Soundcheck: Another nightingale?
With only a couple of more episodes to go, Ufone Uth Records is nearing the end of its second season. The fifth episode this season began with the music producer Louis ‘Gumby’ Pinto introducing the main trio of artistes: Sara Haider (vocals), Ali Haider (rhythm guitars) and Imam Hamdani (lead guitars).
They hail from Karachi and both Sara and Ali* are also a part of a ‘performing arts group’ called Nritaal. From the moment they enter the studio and meet Gumby and Sameer Ahmed (one of Pakistan’s well-known bass players) who will be collaborating with them on their song, they remain star struck.
Other than Sameer, Gumby had also asked Hildegunn Øiseth, from the Norwegian band Fryd, to play the trumpet on their song. They are shown communicating via Skype in which Sara gives her a live demo of her song. Hildegunn and Gumby have collaborated on numerous occasions in the past several years in performances both in Pakistan and in Oslo, Norway.
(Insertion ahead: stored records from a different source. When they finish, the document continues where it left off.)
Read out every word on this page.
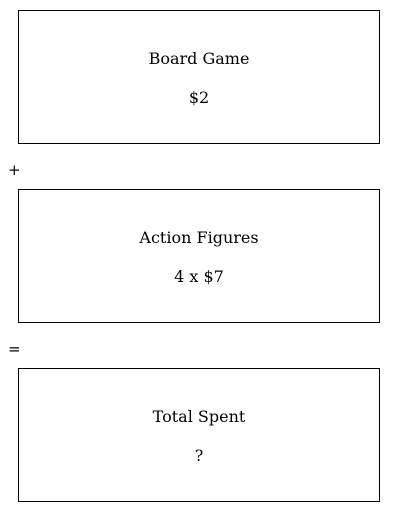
Board Game
$2
+
Action Figures
4 x $7
=
Total Spent
?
We’re told that the original version of the song (Tera Saath) had a considerably fast tempo, which Gumby changed as he felt that a slower tempo would suit Tera Saath better. Imam Hamdani shows off his virtuosity on the guitar during the recording sessions and the resident audio engineer, Mohammad Agha, tries to show Sara how to add a little more finesse to her singing.
Tera Saath has everything going for it: a great melody and music that adds layers and a richness needed to create the perfect environment for a singer to carry the song forward with—unfortunately that doesn’t actually happen.
Sara hums through the whole song—it may work here and there but not when done consistently throughout the song. The song is constantly struggling to break through but never does. Is Sara a terrible singer? No. Does she need to work on her vocals? Yes. Could the song have benefited had another vocalist been used? Definitely. For all the hype that was created prior to its video, Tera Saath was a let down. It was the disappointing anti-climax to an episode that could have otherwise been great.
*The article previously stated that Sara Haider and Ali Haider are siblings, however they are not related.